Not being personally familiar with TWAMP, I spend a few minutes digging through the spec for TWAMP and OWAMP for some details about the control and test traffic.  It has some properties that are problematic for the pieces of the ecosystem covered by various portions of BFD deployment:

TCP control channel.  The implication is not only bidirectional reachability, but a control IP stack that may not involve the nodes being tested.  (Nodes in this case potentially being anything from host systems all the way down to line card components.)

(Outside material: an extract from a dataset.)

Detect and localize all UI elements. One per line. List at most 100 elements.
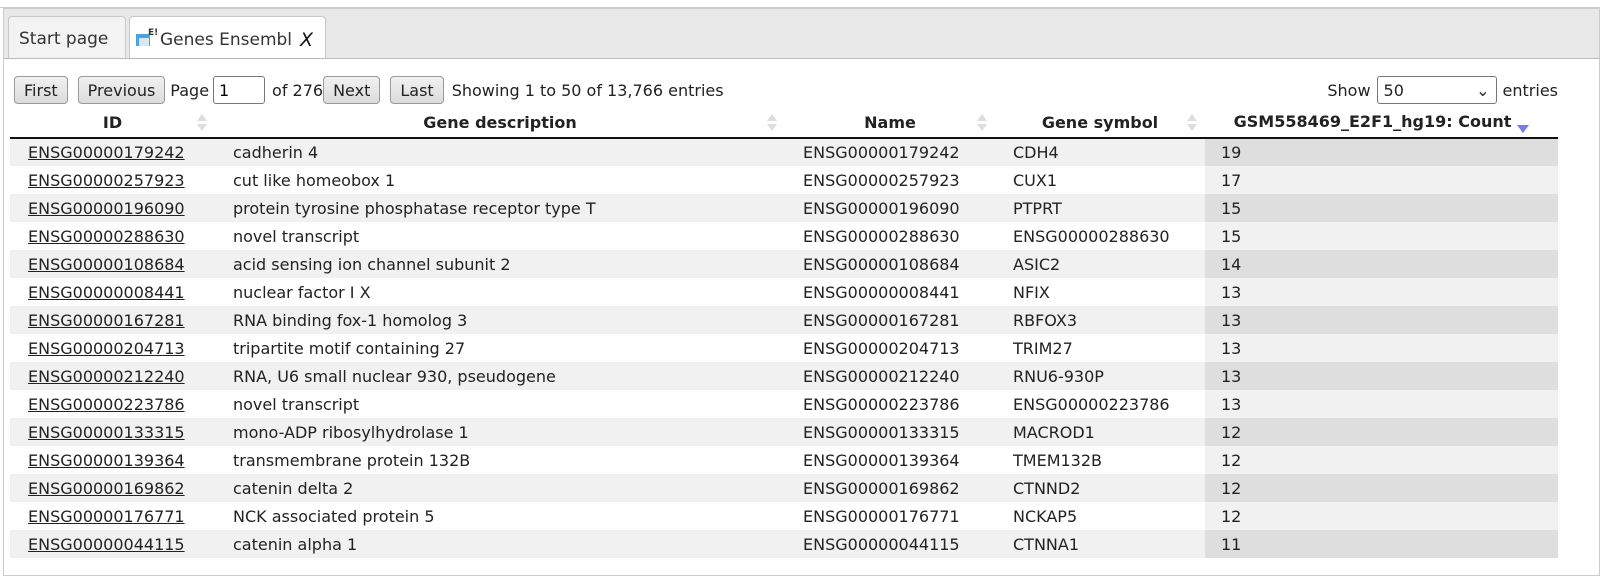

The data channel is UDP, which is good.  The problem though is there's no guarantee it'll cover the layers of the hardware stack covered by the BFD sessions.  As one example, BFD on LAG, we not only may not have a full IP stack running at the point it's coming up, there's a chance that the receiver isn't really much of an IP speaker.  It may be effectively using the IP+UDP framing as dumb framing rather than protocol in order to bootstrap the session.  IP may not come up until constituent LAG elements have been put into service.

There's also the matter that to get TWAMP running at the appropriate layer, it would be similarly necessary to embed it in the same general paths that BFD covers.

Thus, at first very coarse analysis, TWAMP neither seems to share enough of the forwarding fate on a guaranteed basis as we'd want to supplement BFD debugging.  The control channel also seems a bit heavy-weight, but it's potentially no worse than architecture of some LACP implementations I'm aware of.

Is there something missing or incorrect in the above thinking?

-- Jeff